KHN Morning Briefing

Summaries of health policy coverage from major news organizations

Medicaid ‘Coverage Gap’ Causing Anxiety In Non-Expansion States

In states that decide not to expand Medicaid under the health law, more than 5 million people may be left without coverage. Oregon's expansion has already lowered the number of people there without coverage. Exchange issues are also examined in Maryland, Florida, Ohio and Alabama.

Bloomberg: Push Against Obamacare Leaves 5 Million Without Coverage
Alabama, Louisiana, Mississippi and South Carolina will be particularly hard-hit, as those southern states will fail to provide coverage to at least one-third of uninsured adults, according to a report from the Kaiser Commission on Medicaid and the Uninsured. ... Once the [Supreme] court struck down the mandate to expand Medicaid, poor workers in states that elected not to broaden their programs had nowhere to turn, the commission said in its report. They don’t earn enough to get the tax credits and they aren’t poor enough to qualify for Medicaid under the current eligibility level (Cortez, 10/18).
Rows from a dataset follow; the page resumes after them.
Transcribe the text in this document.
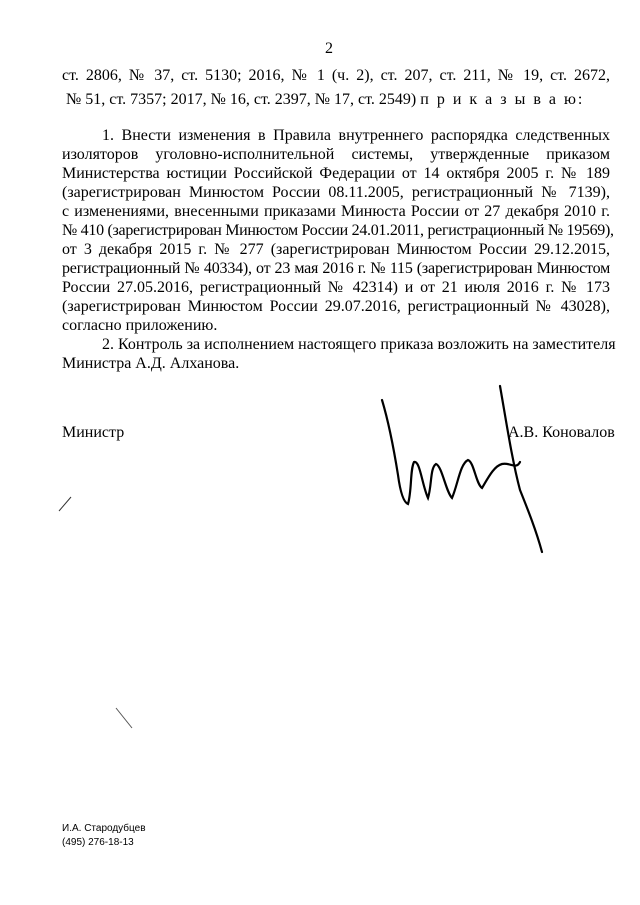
2
ст. 2806, № 37, ст. 5130; 2016, № 1 (ч. 2), ст. 207, ст. 211, № 19, ст. 2672,
№ 51, ст. 7357; 2017, № 16, ст. 2397, № 17, ст. 2549) п р и к а з ы в а ю:
1. Внести изменения в Правила внутреннего распорядка следственных
изоляторов уголовно-исполнительной системы, утвержденные приказом
Министерства юстиции Российской Федерации от 14 октября 2005 г. № 189
(зарегистрирован Минюстом России 08.11.2005, регистрационный № 7139),
с изменениями, внесенными приказами Минюста России от 27 декабря 2010 г.
№ 410 (зарегистрирован Минюстом России 24.01.2011, регистрационный № 19569),
от 3 декабря 2015 г. № 277 (зарегистрирован Минюстом России 29.12.2015,
регистрационный № 40334), от 23 мая 2016 г. № 115 (зарегистрирован Минюстом
России 27.05.2016, регистрационный № 42314) и от 21 июля 2016 г. № 173
(зарегистрирован Минюстом России 29.07.2016, регистрационный № 43028),
согласно приложению.
2. Контроль за исполнением настоящего приказа возложить на заместителя
Министра А.Д. Алханова.
Министр	А.В. Коновалов
И.А. Стародубцев
(495) 276-18-13
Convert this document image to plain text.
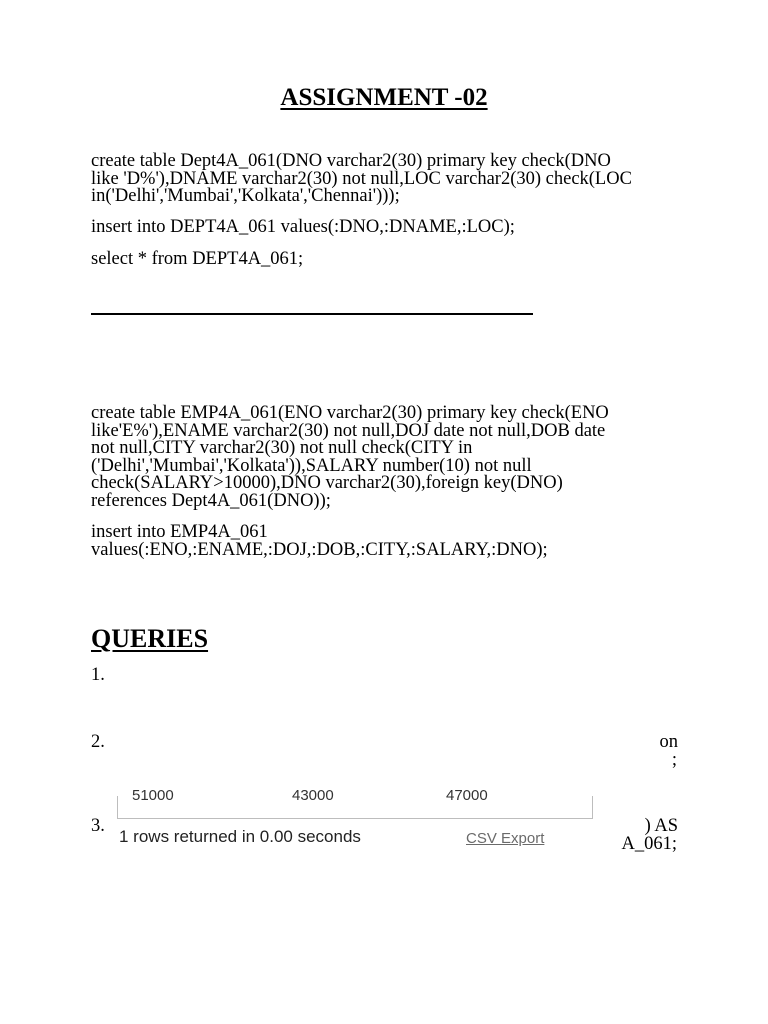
ASSIGNMENT -02
create table Dept4A_061(DNO varchar2(30) primary key check(DNO
like 'D%'),DNAME varchar2(30) not null,LOC varchar2(30) check(LOC
in('Delhi','Mumbai','Kolkata','Chennai')));
insert into DEPT4A_061 values(:DNO,:DNAME,:LOC);
select * from DEPT4A_061;
create table EMP4A_061(ENO varchar2(30) primary key check(ENO
like'E%'),ENAME varchar2(30) not null,DOJ date not null,DOB date
not null,CITY varchar2(30) not null check(CITY in
('Delhi','Mumbai','Kolkata')),SALARY number(10) not null
check(SALARY>10000),DNO varchar2(30),foreign key(DNO)
references Dept4A_061(DNO));
insert into EMP4A_061
values(:ENO,:ENAME,:DOJ,:DOB,:CITY,:SALARY,:DNO);
QUERIES
1.
2.	on
;
3.	) AS
A_061;
51000	43000	47000
1 rows returned in 0.00 seconds	CSV Export
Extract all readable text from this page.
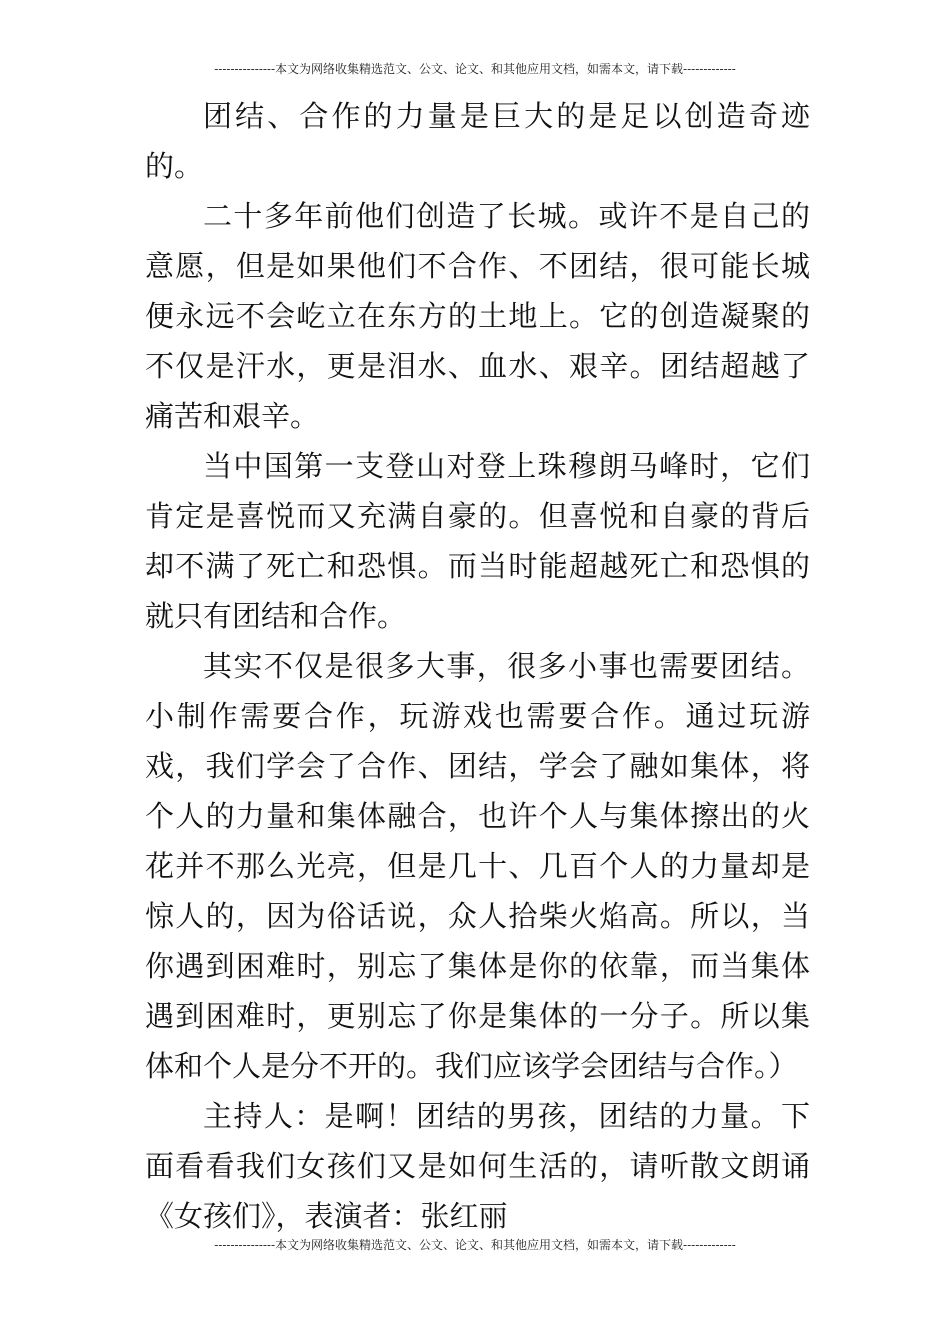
---------------本文为网络收集精选范文、公文、论文、和其他应用文档，如需本文，请下载-------------

团结、合作的力量是巨大的是足以创造奇迹的。

二十多年前他们创造了长城。或许不是自己的意愿，但是如果他们不合作、不团结，很可能长城便永远不会屹立在东方的土地上。它的创造凝聚的不仅是汗水，更是泪水、血水、艰辛。团结超越了痛苦和艰辛。

当中国第一支登山对登上珠穆朗马峰时，它们肯定是喜悦而又充满自豪的。但喜悦和自豪的背后却不满了死亡和恐惧。而当时能超越死亡和恐惧的就只有团结和合作。

其实不仅是很多大事，很多小事也需要团结。小制作需要合作，玩游戏也需要合作。通过玩游戏，我们学会了合作、团结，学会了融如集体，将个人的力量和集体融合，也许个人与集体擦出的火花并不那么光亮，但是几十、几百个人的力量却是惊人的，因为俗话说，众人拾柴火焰高。所以，当你遇到困难时，别忘了集体是你的依靠，而当集体遇到困难时，更别忘了你是集体的一分子。所以集体和个人是分不开的。我们应该学会团结与合作。）

主持人：是啊！团结的男孩，团结的力量。下面看看我们女孩们又是如何生活的，请听散文朗诵《女孩们》，表演者：张红丽

---------------本文为网络收集精选范文、公文、论文、和其他应用文档，如需本文，请下载-------------
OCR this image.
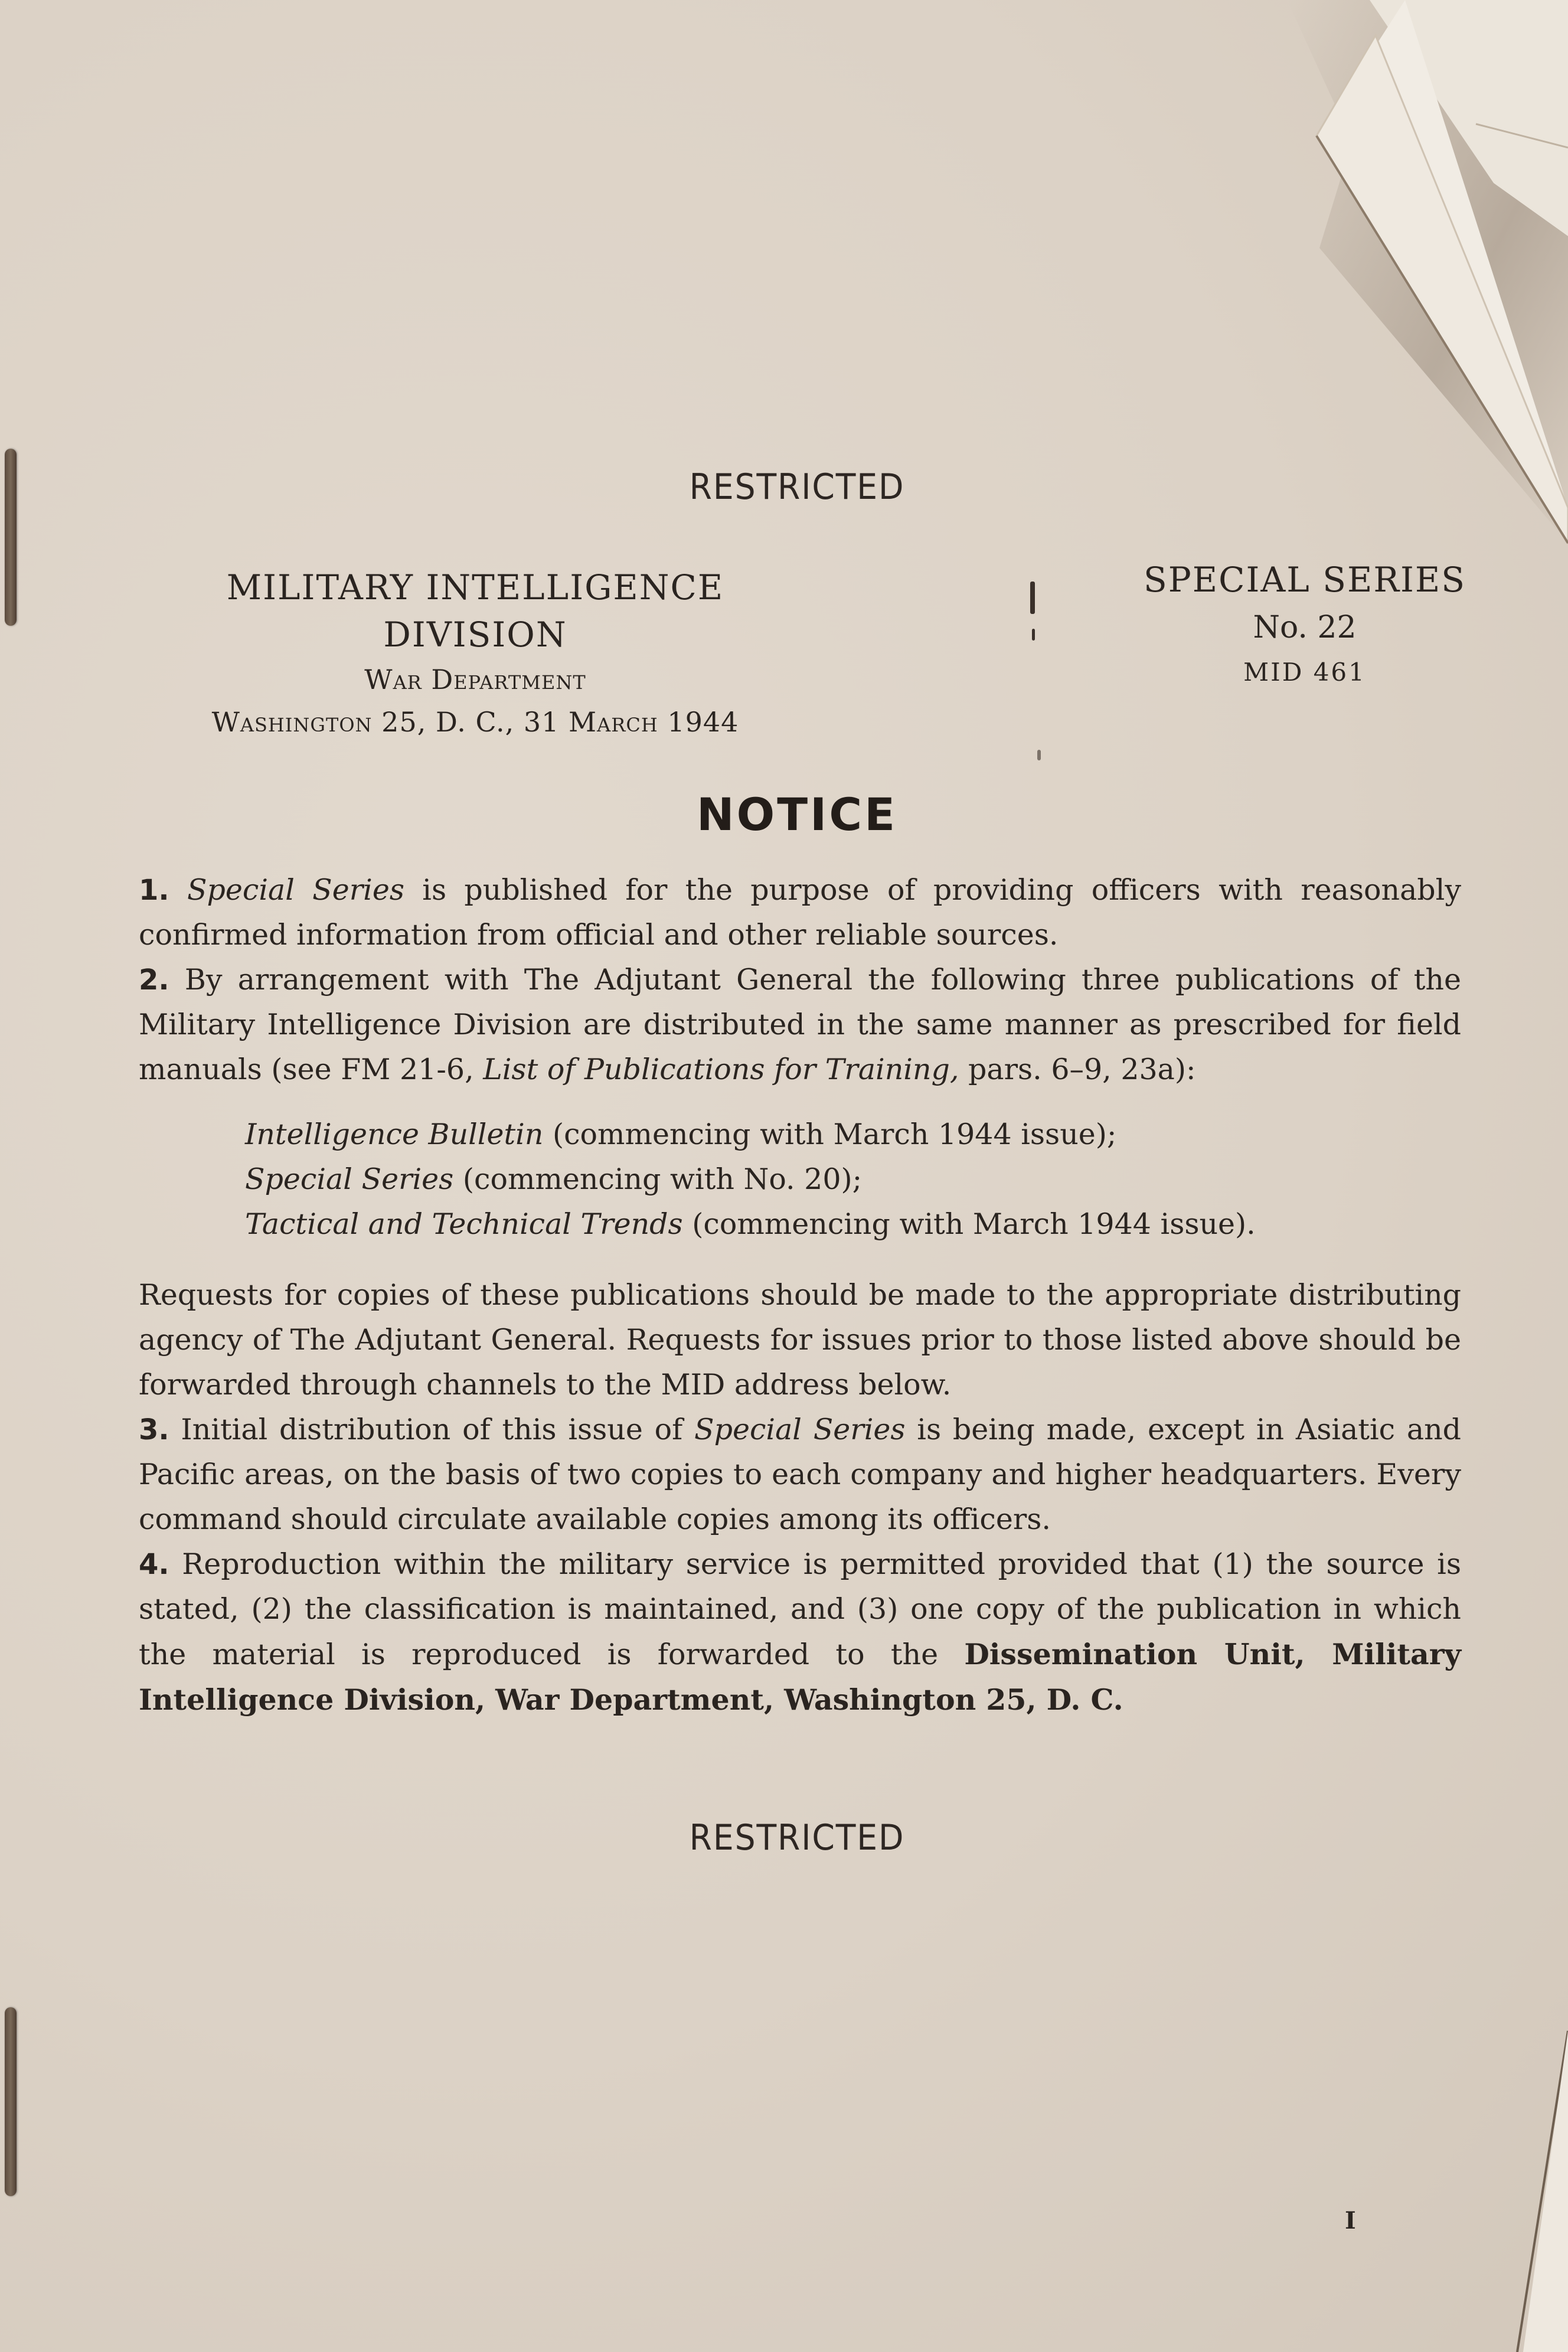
RESTRICTED
MILITARY INTELLIGENCE DIVISION
War Department
Washington 25, D. C., 31 March 1944
SPECIAL SERIES
No. 22
MID 461
NOTICE

1. Special Series is published for the purpose of providing officers with reasonably confirmed information from official and other reliable sources.

2. By arrangement with The Adjutant General the following three publications of the Military Intelligence Division are distributed in the same manner as prescribed for field manuals (see FM 21-6, List of Publications for Training, pars. 6–9, 23a):

Intelligence Bulletin (commencing with March 1944 issue);
Special Series (commencing with No. 20);
Tactical and Technical Trends (commencing with March 1944 issue).

Requests for copies of these publications should be made to the appropriate distributing agency of The Adjutant General. Requests for issues prior to those listed above should be forwarded through channels to the MID address below.

3. Initial distribution of this issue of Special Series is being made, except in Asiatic and Pacific areas, on the basis of two copies to each company and higher headquarters. Every command should circulate available copies among its officers.

4. Reproduction within the military service is permitted provided that (1) the source is stated, (2) the classification is maintained, and (3) one copy of the publication in which the material is reproduced is forwarded to the Dissemination Unit, Military Intelligence Division, War Department, Washington 25, D. C.

RESTRICTED
I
The Oregonian: Oregon Cuts Tally Of People Lacking Health Insurance By 10 Percent In Two Weeks 
Though Oregon's health insurance exchange is not yet up and running, the number of uninsured is already dropping thanks to new fast-track enrollment for the Oregon Health Plan. The low-income, Medicaid-funded program has already signed up 56,000 new people, cutting the state's number of uninsured by 10 percent, according to Oregon Health Authority officials. Though the new exchange called Cover Oregon was originally intended to be used for Oregon Health Plan enrollment, the online marketplace doesn't work yet. Instead, new Oregon Health Plan members are being enrolled using a fast-track process that was approved by the federal government in August (Budnick, 10/17).

Miami Herald: After Saying No To Feds On Medicaid Expansion, Florida May Ask For More Money
Months after Florida lawmakers rejected $51 billion from the federal government to expand Medicaid, state officials are prepared to request billions in new federal aid for a different program to improve care for the poor, uninsured and under-insured. But this cash grab, for whatever reason, has yet to ignite a political furor. ... State officials want to grow Florida's Low Income Pool (LIP) program from $1 billion a year to possibly $3 billion a year (Mitchell, 10/17).

Columbus Dispatch: House Republicans May Sue Over Kasich's Medicaid Expansion
House Republicans are preparing to potentially sue GOP Gov. John Kasich over taking Medicaid expansion to the state Controlling Board, and they would base their lawsuit on the arguments laid out in a formal protest they filed yesterday. Thirty-nine GOP representatives signed a letter in protest of Kasich’s plan to ask the seven-member legislative-spending oversight panel on Monday to approve $2.56 billion in federal money over two years to cover about 275,000 more poor Ohioans under Medicaid (Siegel and Vardon, 10/17). News: Medicaid Expansion Rejection Leaves Alabama's Largest City With "Patchwork" Safety Net Under Obamacare
Alabama's rejection of Medicaid expansion under Obamacare leaves Birmingham's low-income and uninsured adults with a weak safety net, according to a study out today. Little insurance regulation, a dominant insurer in Blue Cross and Blue Shield of Alabama and a dominating provider in the University of Alabama at Birmingham are all factors in the city's future under the Affordable Care Act, the study said (Oliver, 10/17).

In Wyoming, officials consider managed care as a way to cut costs in the Medicaid system - 

Casper Star-Tribune: Wyoming Eyes More Medicaid Changes
More changes may be in store for Wyoming Medicaid as lawmakers look to cut costs in one of the state’s most expensive programs. The state Department of Health is already redesigning its Medicaid eligibility system, as well as a program that pays for disability services. Now it’s exploring what could be the biggest modification yet: altering how it manages health care for the roughly 90,000 poor and medically needy people who use Medicaid annually (Wolfson, 10/17).